In the stark black and white image, Kuryakin's expression remained collected, even serene. "Napoleon, I think you may be delusional. You must be working too hard with Mr. Waverly away. Perhaps you should pay a visit to the infirmary."
Which irritated Solo even more. "Now, c'mon, I know what I'm seeing. And it's damned distracting to watch my partner — you, of all people — trotting around with those silly bunny ears on."
Still sitting at the desk in his office, Kuryakin addressed the camera lens mounted on the wall near the ceiling. "Then perhaps you should stop paying so much attention to the surveillance monitors and get on with your own business so that your subordinates might get on with theirs."
Below the camera, the tiny green light abruptly blinked to an angry red. Kuryakin sighed, took off the ears and handed them to Mark Slate, who was standing beside the desk, just out of camera range.
"Think he got the hint?" Slate chuckled impishly.

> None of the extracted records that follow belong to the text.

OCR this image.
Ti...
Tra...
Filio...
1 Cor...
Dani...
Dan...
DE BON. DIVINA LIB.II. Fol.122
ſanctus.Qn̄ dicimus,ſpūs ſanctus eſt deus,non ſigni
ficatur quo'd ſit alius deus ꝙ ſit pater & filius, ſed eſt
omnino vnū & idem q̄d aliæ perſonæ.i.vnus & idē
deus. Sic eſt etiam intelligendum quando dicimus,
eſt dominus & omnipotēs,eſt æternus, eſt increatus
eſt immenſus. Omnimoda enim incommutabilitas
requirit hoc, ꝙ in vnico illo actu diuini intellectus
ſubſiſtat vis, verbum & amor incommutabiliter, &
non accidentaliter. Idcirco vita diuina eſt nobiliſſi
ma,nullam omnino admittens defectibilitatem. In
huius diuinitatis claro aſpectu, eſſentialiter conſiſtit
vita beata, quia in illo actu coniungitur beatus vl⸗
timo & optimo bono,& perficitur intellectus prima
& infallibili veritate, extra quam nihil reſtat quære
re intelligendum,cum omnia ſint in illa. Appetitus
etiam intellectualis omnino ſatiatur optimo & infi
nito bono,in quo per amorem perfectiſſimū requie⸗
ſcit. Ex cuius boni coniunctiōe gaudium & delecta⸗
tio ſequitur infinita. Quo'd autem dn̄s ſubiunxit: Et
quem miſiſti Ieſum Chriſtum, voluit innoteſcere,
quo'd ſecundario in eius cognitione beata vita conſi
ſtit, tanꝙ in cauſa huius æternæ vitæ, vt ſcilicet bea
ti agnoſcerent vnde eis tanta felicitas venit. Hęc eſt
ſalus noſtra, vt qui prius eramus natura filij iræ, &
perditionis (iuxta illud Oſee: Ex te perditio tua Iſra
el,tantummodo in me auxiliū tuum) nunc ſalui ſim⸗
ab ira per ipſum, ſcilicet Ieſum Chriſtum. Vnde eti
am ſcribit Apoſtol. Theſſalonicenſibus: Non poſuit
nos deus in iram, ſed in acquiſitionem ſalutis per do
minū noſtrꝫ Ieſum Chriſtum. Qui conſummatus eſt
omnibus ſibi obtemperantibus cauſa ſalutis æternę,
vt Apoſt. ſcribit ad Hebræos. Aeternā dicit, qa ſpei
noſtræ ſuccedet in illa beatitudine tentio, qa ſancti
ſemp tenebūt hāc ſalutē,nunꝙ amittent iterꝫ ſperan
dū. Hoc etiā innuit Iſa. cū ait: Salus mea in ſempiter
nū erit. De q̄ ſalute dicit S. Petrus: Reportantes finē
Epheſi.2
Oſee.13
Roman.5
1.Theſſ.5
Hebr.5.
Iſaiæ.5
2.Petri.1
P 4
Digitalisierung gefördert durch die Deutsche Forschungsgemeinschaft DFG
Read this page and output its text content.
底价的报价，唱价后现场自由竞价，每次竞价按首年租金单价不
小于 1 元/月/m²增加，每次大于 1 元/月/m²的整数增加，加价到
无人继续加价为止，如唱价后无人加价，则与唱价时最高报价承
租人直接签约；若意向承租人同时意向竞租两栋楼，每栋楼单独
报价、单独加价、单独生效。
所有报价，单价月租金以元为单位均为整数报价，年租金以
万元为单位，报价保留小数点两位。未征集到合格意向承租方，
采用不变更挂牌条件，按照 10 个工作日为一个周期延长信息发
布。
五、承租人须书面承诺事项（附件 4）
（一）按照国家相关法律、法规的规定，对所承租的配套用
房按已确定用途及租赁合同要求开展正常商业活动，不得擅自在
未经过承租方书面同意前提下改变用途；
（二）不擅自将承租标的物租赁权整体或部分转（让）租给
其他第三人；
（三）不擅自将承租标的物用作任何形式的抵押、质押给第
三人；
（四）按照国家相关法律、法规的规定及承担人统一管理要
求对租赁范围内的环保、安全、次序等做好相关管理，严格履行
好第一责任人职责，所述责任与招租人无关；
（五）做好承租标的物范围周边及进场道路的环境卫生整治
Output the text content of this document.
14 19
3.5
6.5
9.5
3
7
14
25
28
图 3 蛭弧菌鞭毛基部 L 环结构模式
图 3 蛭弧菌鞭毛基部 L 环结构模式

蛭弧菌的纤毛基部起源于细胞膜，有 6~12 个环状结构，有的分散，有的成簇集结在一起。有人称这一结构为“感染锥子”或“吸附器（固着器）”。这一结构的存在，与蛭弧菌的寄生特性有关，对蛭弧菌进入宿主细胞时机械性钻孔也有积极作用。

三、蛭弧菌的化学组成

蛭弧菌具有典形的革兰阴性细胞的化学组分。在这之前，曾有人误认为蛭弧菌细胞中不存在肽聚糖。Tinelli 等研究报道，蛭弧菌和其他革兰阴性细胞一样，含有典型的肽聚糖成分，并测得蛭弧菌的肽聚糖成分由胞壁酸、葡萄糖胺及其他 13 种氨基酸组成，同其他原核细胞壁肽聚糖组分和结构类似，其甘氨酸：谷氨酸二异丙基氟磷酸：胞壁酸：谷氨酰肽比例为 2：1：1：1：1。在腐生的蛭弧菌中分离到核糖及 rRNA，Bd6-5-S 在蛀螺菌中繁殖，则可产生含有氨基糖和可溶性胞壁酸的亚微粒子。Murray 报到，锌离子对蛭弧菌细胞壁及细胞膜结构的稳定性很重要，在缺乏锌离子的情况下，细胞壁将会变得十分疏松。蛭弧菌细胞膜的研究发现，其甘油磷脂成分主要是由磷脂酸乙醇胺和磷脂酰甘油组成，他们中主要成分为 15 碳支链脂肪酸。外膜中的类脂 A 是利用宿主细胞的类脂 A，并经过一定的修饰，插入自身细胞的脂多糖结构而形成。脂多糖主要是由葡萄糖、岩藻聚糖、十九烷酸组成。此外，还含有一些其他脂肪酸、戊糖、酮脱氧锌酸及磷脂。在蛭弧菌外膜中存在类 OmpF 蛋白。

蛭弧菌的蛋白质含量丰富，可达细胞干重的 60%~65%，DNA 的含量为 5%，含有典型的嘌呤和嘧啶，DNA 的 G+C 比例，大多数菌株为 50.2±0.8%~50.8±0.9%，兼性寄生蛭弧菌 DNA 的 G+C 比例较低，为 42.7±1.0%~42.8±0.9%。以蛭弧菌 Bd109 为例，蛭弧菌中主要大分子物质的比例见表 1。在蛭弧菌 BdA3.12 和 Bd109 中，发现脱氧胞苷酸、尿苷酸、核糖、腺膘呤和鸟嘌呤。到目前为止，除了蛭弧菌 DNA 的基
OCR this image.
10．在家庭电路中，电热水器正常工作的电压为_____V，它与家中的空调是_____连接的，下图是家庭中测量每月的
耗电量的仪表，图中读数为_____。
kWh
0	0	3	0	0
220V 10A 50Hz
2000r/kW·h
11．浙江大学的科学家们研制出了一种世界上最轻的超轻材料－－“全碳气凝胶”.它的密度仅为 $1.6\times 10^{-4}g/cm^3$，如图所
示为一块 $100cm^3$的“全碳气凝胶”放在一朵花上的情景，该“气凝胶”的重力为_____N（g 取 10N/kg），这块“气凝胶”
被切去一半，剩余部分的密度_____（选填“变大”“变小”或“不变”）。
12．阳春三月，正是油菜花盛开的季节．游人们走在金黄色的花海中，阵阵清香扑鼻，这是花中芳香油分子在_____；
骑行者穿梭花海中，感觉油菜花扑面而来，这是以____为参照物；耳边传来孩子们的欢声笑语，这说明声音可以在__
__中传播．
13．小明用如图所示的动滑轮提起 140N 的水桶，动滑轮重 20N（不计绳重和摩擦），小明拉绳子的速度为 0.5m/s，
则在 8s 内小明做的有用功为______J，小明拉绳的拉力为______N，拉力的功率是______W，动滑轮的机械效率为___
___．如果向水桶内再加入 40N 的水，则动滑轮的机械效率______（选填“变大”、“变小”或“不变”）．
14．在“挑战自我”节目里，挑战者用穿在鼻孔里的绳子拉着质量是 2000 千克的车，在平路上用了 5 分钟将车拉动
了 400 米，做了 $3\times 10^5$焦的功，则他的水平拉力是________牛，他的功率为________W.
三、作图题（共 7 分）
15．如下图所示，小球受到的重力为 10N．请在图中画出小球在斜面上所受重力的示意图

Kuryakin nodded. "That should do it. Thank you." He gestured to the ears. "Where did you get those?"
"From April. It was part of her last year's Halloween costume."
"She was the Easter rabbit?"
Slate laughed. "Ummm, no, mate. A different sort of bunny, actually."
Now it was Kuryakin's turn to appear chagrined. "Ah. A pity we don't have more sets of ears."
Slate shrugged, fingering the pink satin lined with faux white fur. "Well, they're fairly easy to find and only cost a dollar or two. All the novelty stores sell them."
"But we're probably talking several hundred dollars to equip the entire staff just to make a point and teach Napoleon a lesson in management."
"Something to contemplate though," said Slate, who always enjoyed a practical joke.
And in fact, at that very moment, one level up in the continental chief's office, Solo was doing exactly that. He hit the intercom buzzer, signaling Lisa Rogers.
"Where's the nearest novelty shop?" he asked her.
A moment went by as she consulted a database. "Thirty-fourth and ninth, about a block from Macy's. Why?"
"Oh, nothing important. I just need to pick up a little present. Thanks."
Snapping the switch, Solo folded his hands and settled back in the large leather chair. Piles of dossiers surrounded him and Channel D would be demanding attention any second, but in this small breather space, he stole some time to consider the myriad of possibilities that a set of bunny ears represented.
For, he was certain, there was more than one way to skin a Russian rabbit.